2.4.3. [appellant] heeft de uitgangspunten en conclusies van het verkeersrapport niet gemotiveerd bestreden. Voorts heeft het college ter zitting verklaard dat de maatregelen die in het rapport zijn genoemd ook daadwerkelijk worden uitgevoerd. Zo zullen de linksafstrook en twee opstelstroken in het kader van een nieuw te realiseren ontsluiting bij de uitvoering van het wijzigingsplan worden aangelegd en zullen overeenkomstig de aanbeveling uit het verkeersrapport jaarlijks ter plaatse verkeerstellingen worden uitgevoerd teneinde te monitoren wanneer tot het plaatsen van de VRI moet worden overgegaan. Ter zitting is in dit verband verklaard dat de eerste verkeerstellingen vanaf half augustus 2011 zullen plaatsvinden. Nu het wijzigingsplan als zodanig de aanleg van de linksaf- en opstelstroken alsmede de plaatsing van de VRI mogelijk maakt, heeft het college zich, baserend op het verkeersrapport, in redelijkheid op het standpunt kunnen stellen dat de normale afwikkeling van het verkeer, ook op termijn, rekening houdend met de autonome groei van het autoverkeer, niet nadelig wordt beïnvloed. Het college heeft zich daarom terecht op het standpunt gesteld dat aan artikel 28, onder a, onder 7, van de voorschriften van het bestemmingsplan Leijsenakkers is voldaan.
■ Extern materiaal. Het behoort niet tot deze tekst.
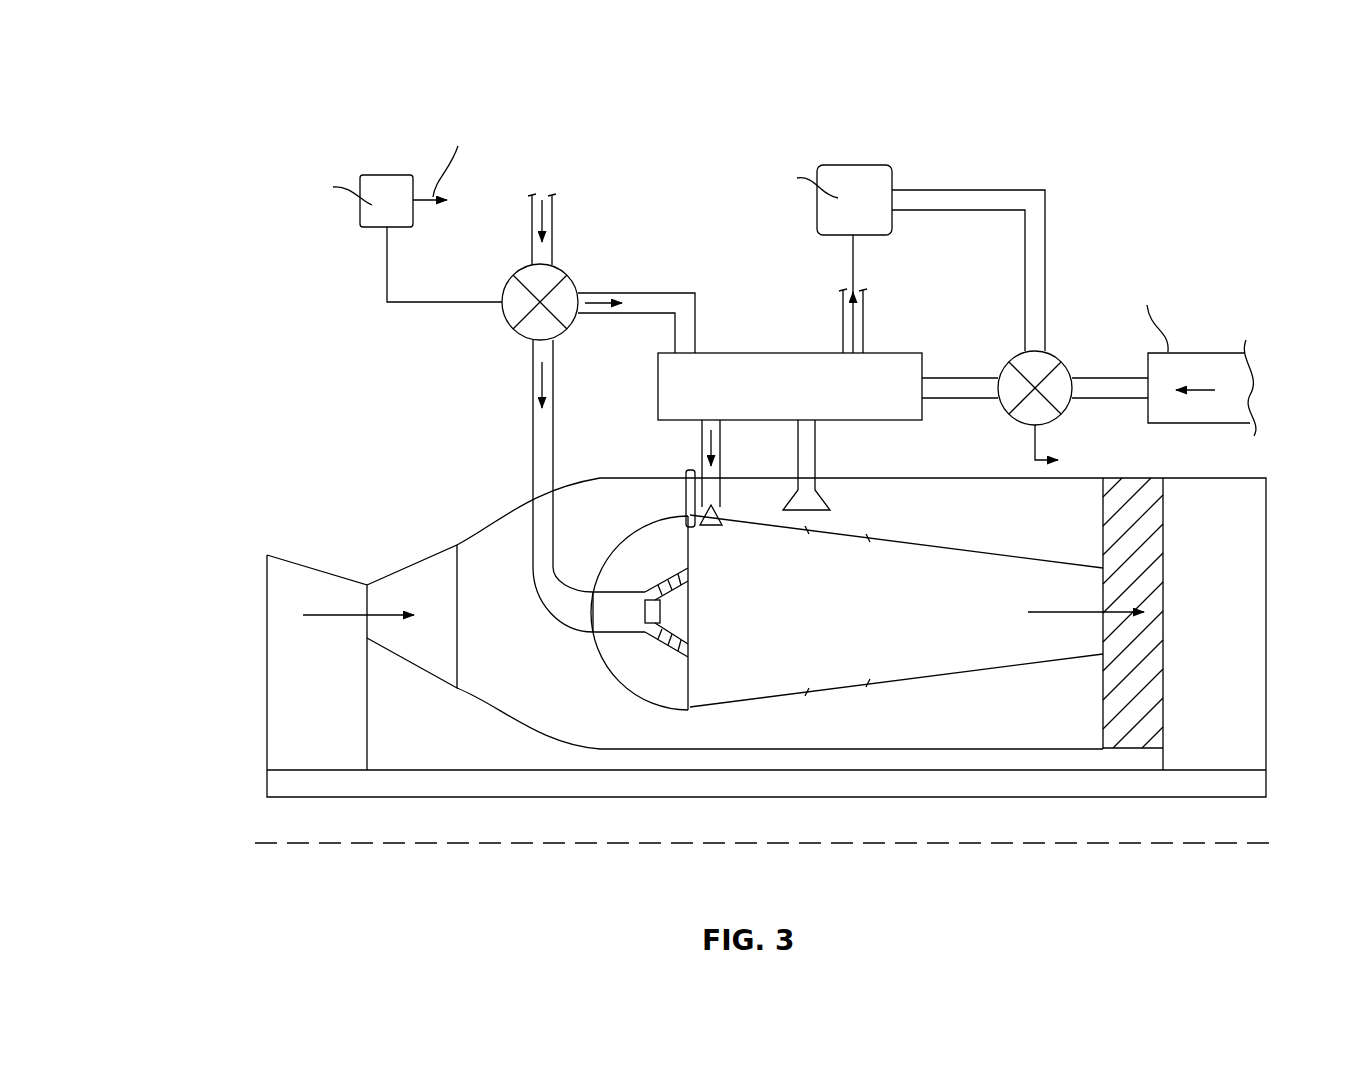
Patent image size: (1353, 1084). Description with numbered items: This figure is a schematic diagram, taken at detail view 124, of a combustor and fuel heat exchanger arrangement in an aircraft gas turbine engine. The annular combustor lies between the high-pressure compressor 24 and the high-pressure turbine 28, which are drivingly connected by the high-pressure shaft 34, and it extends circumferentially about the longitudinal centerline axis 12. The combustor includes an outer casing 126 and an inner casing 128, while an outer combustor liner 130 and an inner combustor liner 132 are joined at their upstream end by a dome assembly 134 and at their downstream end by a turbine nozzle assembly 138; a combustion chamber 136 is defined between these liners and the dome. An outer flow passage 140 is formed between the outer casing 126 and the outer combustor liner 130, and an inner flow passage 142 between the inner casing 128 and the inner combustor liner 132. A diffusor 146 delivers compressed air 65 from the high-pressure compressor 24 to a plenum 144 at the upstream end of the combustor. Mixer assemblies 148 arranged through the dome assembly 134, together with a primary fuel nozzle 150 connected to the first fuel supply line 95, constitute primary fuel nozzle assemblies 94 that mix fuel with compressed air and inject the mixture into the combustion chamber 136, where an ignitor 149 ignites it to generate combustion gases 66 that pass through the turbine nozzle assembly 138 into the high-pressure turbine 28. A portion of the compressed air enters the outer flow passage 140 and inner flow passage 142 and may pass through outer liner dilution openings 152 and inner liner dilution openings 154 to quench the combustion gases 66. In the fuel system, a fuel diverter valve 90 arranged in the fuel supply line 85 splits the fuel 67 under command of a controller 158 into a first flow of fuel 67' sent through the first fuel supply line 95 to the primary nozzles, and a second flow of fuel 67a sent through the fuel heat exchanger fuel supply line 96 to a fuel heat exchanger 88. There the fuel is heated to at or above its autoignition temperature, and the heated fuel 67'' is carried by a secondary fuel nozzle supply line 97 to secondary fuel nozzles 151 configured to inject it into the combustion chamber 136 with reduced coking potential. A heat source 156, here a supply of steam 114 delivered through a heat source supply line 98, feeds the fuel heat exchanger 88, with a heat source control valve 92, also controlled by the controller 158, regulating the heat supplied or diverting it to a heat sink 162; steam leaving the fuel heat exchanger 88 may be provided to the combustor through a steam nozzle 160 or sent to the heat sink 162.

The detail view 124 is at (158, 84).
The controller 158 is at (387, 173).
The fuel supply line 85 is at (556, 210).
The fuel 67 is at (571, 228).
The fuel diverter valve 90 is at (518, 282).
The fuel heat exchanger fuel supply line 96 is at (672, 293).
The second flow of fuel 67a is at (612, 293).
The fuel heat exchanger 88 is at (752, 352).
The heat sink 162 is at (867, 175).
The heat source control valve 92 is at (1010, 362).
The heat source supply line 98 is at (1115, 376).
The heat source 156 is at (1222, 405).
The steam 114 is at (1197, 383).
The high-pressure compressor 24 is at (270, 592).
The high-pressure turbine 28 is at (1252, 720).
The compressed air 65 is at (344, 558).
The diffusor 146 is at (405, 568).
The outer casing 126 is at (500, 508).
The inner casing 128 is at (485, 710).
The turbine nozzle assembly 138 is at (1137, 728).
The longitudinal centerline axis 12 is at (1143, 847).
The high-pressure shaft 34 is at (872, 785).
The first fuel supply line 95 is at (533, 400).
The first flow of fuel 67' is at (582, 391).
The secondary fuel nozzle supply line 97 is at (702, 462).
The heated fuel 67'' is at (751, 447).
The secondary fuel nozzles 151 is at (716, 530).
The ignitor 149 is at (686, 490).
The steam nozzle 160 is at (793, 504).
The dome assembly 134 is at (694, 690).
The mixer assemblies 148 is at (694, 574).
The primary fuel nozzle 150 is at (662, 612).
The outer combustor liner 130 is at (950, 548).
The inner combustor liner 132 is at (955, 673).
The combustion chamber 136 is at (950, 648).
The combustion gases 66 is at (1062, 612).
The primary fuel nozzle assemblies 94 is at (508, 440).
The plenum 144 is at (510, 702).
The outer liner dilution openings 152 is at (851, 526).
The outer flow passage 140 is at (949, 499).
The inner liner dilution openings 154 is at (855, 706).
The inner flow passage 142 is at (900, 728).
2.5. Wat de eventueel nadelige invloed van het plan op de waarde van de woning van [appellant] betreft, bestaat geen grond voor de verwachting dat die waardevermindering zodanig zal zijn dat het college bij de afweging van de belangen hieraan een groter gewicht had moeten toekennen dan aan de belangen die met de realisering van het plan aan de orde zijn.
2.6. In hetgeen [appellant] heeft aangevoerd ziet de voorzitter geen aanleiding voor het oordeel dat het college zich niet in redelijkheid op het standpunt heeft kunnen stellen dat het wijzigingsplan strekt ten behoeve van een goede ruimtelijke ordening. Het beroep is ongegrond.
2.7. Gelet op het voorgaande bestaat tevens aanleiding het verzoek om het treffen van een voorlopige voorziening af te wijzen.
2.8. Voor een proceskostenveroordeling bestaat geen aanleiding.
De voorzitter van de Afdeling bestuursrechtspraak van de Raad van State
Recht doende in naam der Koningin:
I. verklaart het beroep ongegrond;
II. wijst het verzoek af.
Aldus vastgesteld door mr. J.A.W. Scholten-Hinloopen, als voorzitter, in tegenwoordigheid van mr. W.S. van Helvoort, ambtenaar van staat.